Vital Healthcare lifts annual earnings 54%, looks for further acquisitions
Vital Healthcare Property Trust, the listed hospital owner and developer, increased annual earnings 54 percent as it saw rental income grow in a year when it made seven major acquisitions, with its outlook strong for 2018.
Distributable earnings, the preferred measure for property investors because it strips out unrealised movements in the value of property, rose to $61.8 million in the 12 months ended June 30, from $40.2 million a year earlier, trust manager Vital Healthcare Management said in a statement.
Net profit rose 86 percent to $217.6 million, including a $168.5 million gain on the value of Vital's property portfolio. Some 90 percent of that gain came from its Australian portfolio, with the remaining 10 percent from New Zealand assets.
"The 2017 financial year has been a positive and productive one for Vital. We have enhanced almost every aspect of the business with solid portfolio performance underpinning the financial position," chief executive David Carr said. "Population and ageing demographic drivers continue to support demand for healthcare services, and with a stable platform we look ahead to 2018 with confidence as we continue to execute on our long term strategy."
The hospital and healthcare property developer and investor has been expanding and diversifying its portfolio since it raised $160 million in a rights issue last year. It spent $190 million on the seven major acquisitions across Australasia in the year, and says five have future brownfield potential, while it has A$62.6 million in five brownfield projects currently underway.
Vital lifted net rental income 31 percent to $89.7 million in the year, which included $13.8 million for a lease termination receipt. Expenses rose 52 percent to $22.1 million, driven primarily by management and incentive fees on the back of strong revaluations. Incentive fees totalled $12.3 million in the year.

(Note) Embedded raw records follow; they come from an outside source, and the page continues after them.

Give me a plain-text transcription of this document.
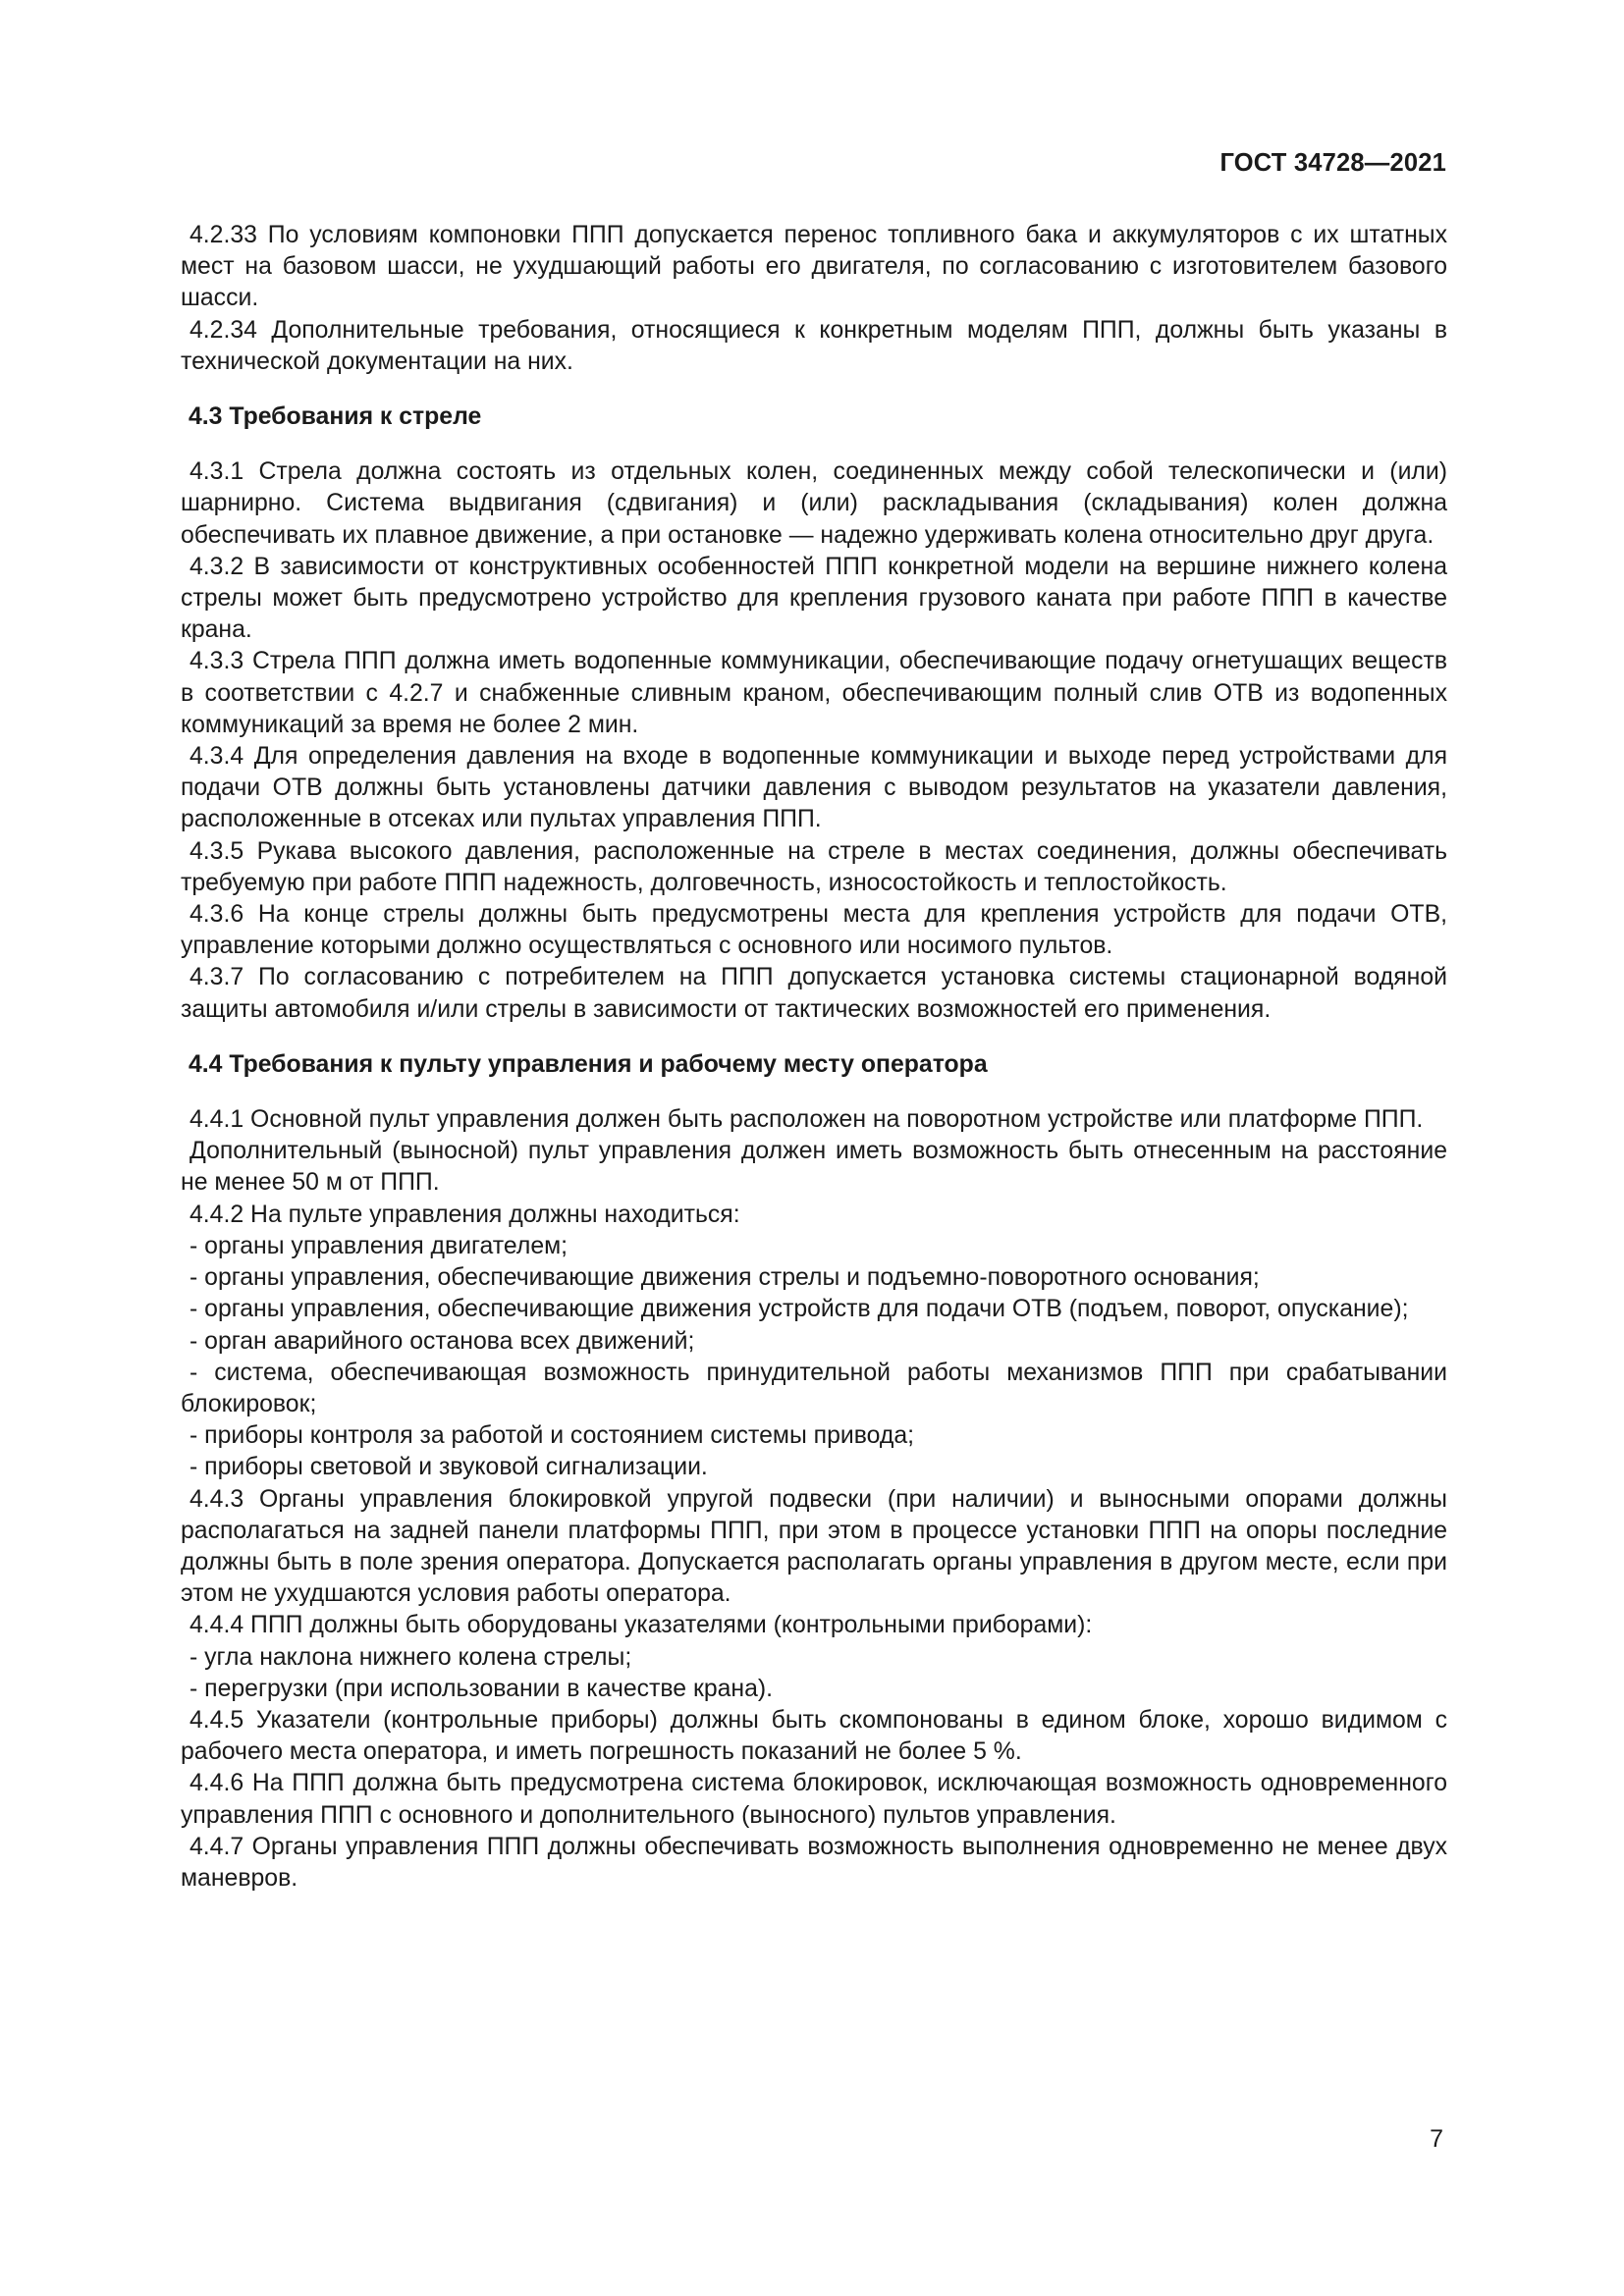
ГОСТ 34728—2021

4.2.33 По условиям компоновки ППП допускается перенос топливного бака и аккумуляторов с их штатных мест на базовом шасси, не ухудшающий работы его двигателя, по согласованию с изготовителем базового шасси.

4.2.34 Дополнительные требования, относящиеся к конкретным моделям ППП, должны быть указаны в технической документации на них.

4.3 Требования к стреле

4.3.1 Стрела должна состоять из отдельных колен, соединенных между собой телескопически и (или) шарнирно. Система выдвигания (сдвигания) и (или) раскладывания (складывания) колен должна обеспечивать их плавное движение, а при остановке — надежно удерживать колена относительно друг друга.

4.3.2 В зависимости от конструктивных особенностей ППП конкретной модели на вершине нижнего колена стрелы может быть предусмотрено устройство для крепления грузового каната при работе ППП в качестве крана.

4.3.3 Стрела ППП должна иметь водопенные коммуникации, обеспечивающие подачу огнетушащих веществ в соответствии с 4.2.7 и снабженные сливным краном, обеспечивающим полный слив ОТВ из водопенных коммуникаций за время не более 2 мин.

4.3.4 Для определения давления на входе в водопенные коммуникации и выходе перед устройствами для подачи ОТВ должны быть установлены датчики давления с выводом результатов на указатели давления, расположенные в отсеках или пультах управления ППП.

4.3.5 Рукава высокого давления, расположенные на стреле в местах соединения, должны обеспечивать требуемую при работе ППП надежность, долговечность, износостойкость и теплостойкость.

4.3.6 На конце стрелы должны быть предусмотрены места для крепления устройств для подачи ОТВ, управление которыми должно осуществляться с основного или носимого пультов.

4.3.7 По согласованию с потребителем на ППП допускается установка системы стационарной водяной защиты автомобиля и/или стрелы в зависимости от тактических возможностей его применения.

4.4 Требования к пульту управления и рабочему месту оператора

4.4.1 Основной пульт управления должен быть расположен на поворотном устройстве или платформе ППП.

Дополнительный (выносной) пульт управления должен иметь возможность быть отнесенным на расстояние не менее 50 м от ППП.

4.4.2 На пульте управления должны находиться:

- органы управления двигателем;

- органы управления, обеспечивающие движения стрелы и подъемно-поворотного основания;

- органы управления, обеспечивающие движения устройств для подачи ОТВ (подъем, поворот, опускание);

- орган аварийного останова всех движений;

- система, обеспечивающая возможность принудительной работы механизмов ППП при срабатывании блокировок;

- приборы контроля за работой и состоянием системы привода;

- приборы световой и звуковой сигнализации.

4.4.3 Органы управления блокировкой упругой подвески (при наличии) и выносными опорами должны располагаться на задней панели платформы ППП, при этом в процессе установки ППП на опоры последние должны быть в поле зрения оператора. Допускается располагать органы управления в другом месте, если при этом не ухудшаются условия работы оператора.

4.4.4 ППП должны быть оборудованы указателями (контрольными приборами):

- угла наклона нижнего колена стрелы;

- перегрузки (при использовании в качестве крана).

4.4.5 Указатели (контрольные приборы) должны быть скомпонованы в едином блоке, хорошо видимом с рабочего места оператора, и иметь погрешность показаний не более 5 %.

4.4.6 На ППП должна быть предусмотрена система блокировок, исключающая возможность одновременного управления ППП с основного и дополнительного (выносного) пультов управления.

4.4.7 Органы управления ППП должны обеспечивать возможность выполнения одновременно не менее двух маневров.

7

"Vital starts the 2018 financial year in a great position, with 2017 one of our busiest ever," Carr said. "Our scale and diversification strategy remains a core focus as we continue to execute on acquisition opportunities, complete the balance of the current brownfield development pipeline and aim to announce further projects through the year."
The board declared a fourth quarter distribution of 2.125 cents per unit, with a Sept. 7 record date and payable on Sept. 21. That takes the annual return to 8.5 cents per unit, and the property investor intends to maintain that in the 2018 financial year.
The units last traded at $2.28, and have gained 13 percent this year. The stock is rated an average 'hold' based on three analyst recommendations compiled by Reuters, with a mean target price of $2.18.